# Gas Lift keywords variation

#### 2019-01-13

One of the little annoyances while doing paper research in OnePetro is knowing the correct spelling of the keywords under search. It would seem insignificant but we will see in this article choosing the right keyword could have effects on the results. Let’s see a practical example.

For this demonstration I will use the R package [petro.One][petro.One]. It is available from CRAN, as free and open source project. The advantage of using petro.One is that you can do many operations in batch, perform search automation, and receive a table (dataframe) as a result.

We start by creating a list of all the possible combinations of the words “gas” and “lift”. These are the some that I have seen written in papers, presentations and articles. There may be more, of course. You can try yourself if you install and run petro.One in your computer.

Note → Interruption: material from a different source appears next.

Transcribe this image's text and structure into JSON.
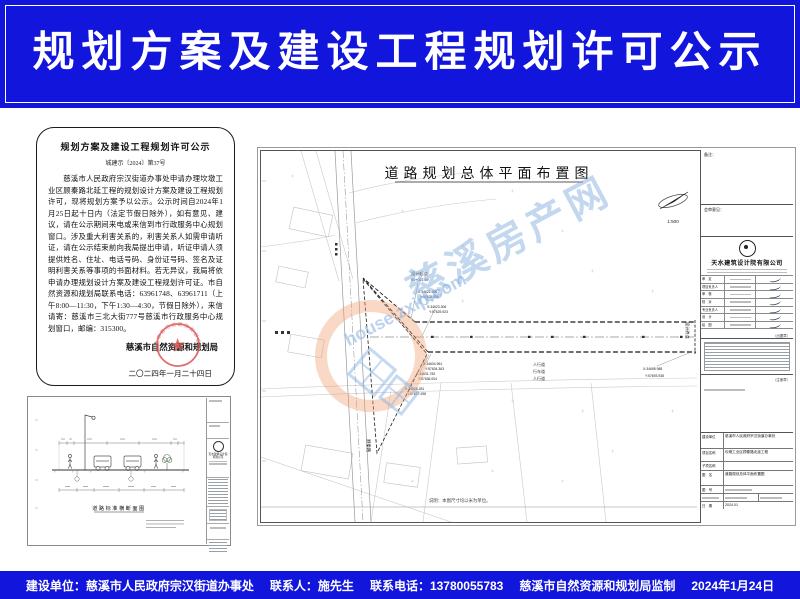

In the code chunk below each of the keywords has been entered as one line of text. We enclosed that text with quotes and assign it to the object keywords. Then, we convert that text into a dataframe using the R function read.table, providing some arguments. For instance, we are not providing a header (header = FALSE), the separation between keywords is a new line (sep = “”), we don’t want factors but text (stringsAsFactors = FALSE), remove blanks between words (strip.white = TRUE), and the name of the column is keyword (col.names = “keyword”).

library(petro.One)

# provide the list of keywords
keywords <- "
gas lift
gas-lift
GasLift
gas.lift
gas_lift"

# convert the text to a dataframe
# read text table and split rows at carriage return
stringsAsFactors = FALSE, strip.white = TRUE,
col.names = "keyword")

The result is this little table or dataframe below. I am using a dataframe and not a vector because I am expecting that in other cases we could have many more word combinations; let’s say, more than 20, or maybe above 100. And that’s better managed with a dataframe.

# show the dataframe
kw_tbl
#>    keyword
#> 1 gas lift
#> 2 gas-lift
#> 3  GasLift
#> 4 gas.lift
#> 5 gas_lift

Now that we have all the word combinations stored in a table, we will iterate through all these keywords and send a query search to OnePetro for each of them. This means that that we are sending an automated search to the OnePetro website. Because we are very good internet citizens, we are also taking care of not sending too much traffic to the website by adding a pause of five seconds between searches.

### Build iteration loop

# iterate through the keywords dataframe
rec <- vector("list")
i <- 1
for (k in kw_tbl\$keyword) {
url_all  <- make_search_url(query = k, how = "all")    # create search query
count    <- get_papers_count(url_all)                  # paper count
rec[[i]] <- list(keyword = k, count = count)           # add observation
cat(sprintf("%30s %5d \n", k, count))                  # print it
i <-  i + 1                                            # increment counter
Sys.sleep(5)                          # do not bug OnePetro website too much
}                                         # be a good internet citizen
#>                       gas lift  7270
#>                       gas-lift 17801
#>                        GasLift   588
#>                       gas.lift     2
#>                       gas_lift     4

These are the results.

dt <- data.table::rbindlist(rec)                # final data table
dt
#>     keyword count
#> 1: gas lift  7270
#> 2: gas-lift 17801
#> 3:  GasLift   588
#> 4: gas.lift     2
#> 5: gas_lift     4

## Observations

The keyword with most papers written is the word “gas”, followed by dash, followed by “lift”. There are 17801 papers which contain the word “gas-lift”. The second keyword is “gas lift” with 7270. That is the word “gas”, followed by a space, followed by “lift”. Both keywords account for little more than 97.69 % of the papers. There is a third with 588 papers: the keyword “GasLift”. It is not pretty common but I have seen it in some literature (Shell?, maybe). There are two more keywords with 6 paper results. Very marginal within the context of 25665 papers. The words “gas.lift” and “gas_lift”, probably typos.

## Conclusions

With this short example we could appreciate the importance of considering the right keywords when performing paper research. We could do this relatively fast in an automated fashion using data science tools such this R package. Of course, we could have done this manually, but keep in mind as the number of probable words combination increases so the time doing the search in the conventional way. Using paper search automation is a nice feature in our toolbox so there is no loss of information during the paper research.

Those 25665 papers that have gas lift in their content may not represent how well or how intense the coverage of the subject is. Not until you provide some context to the search, for example, “gas lift optimization”, “dual gas lift”, “gas lift surveillance”, etc. You will see the number of results shrink rapidly when a context is supplied. But at least, now you know that you have two keywords to add to your search context.

In my view, the perfect search would be one where each of the papers return the number of times the keyword was mentioned, as well as the context or subject. You can do that but it requires that you have the physical paper to perform the search within the corpus of the paper. For us, engineers, is not practical, because we cannot store or purchase all those 24,000+ papers!

Maybe the day is coming when OnePetro includes in the search results: * the number of keyword occurrences within the corpus, * the quality of the paper, * number of tables, * number of figures, and * how strong are the keyword associations within the context of the petroleum engineering discipline.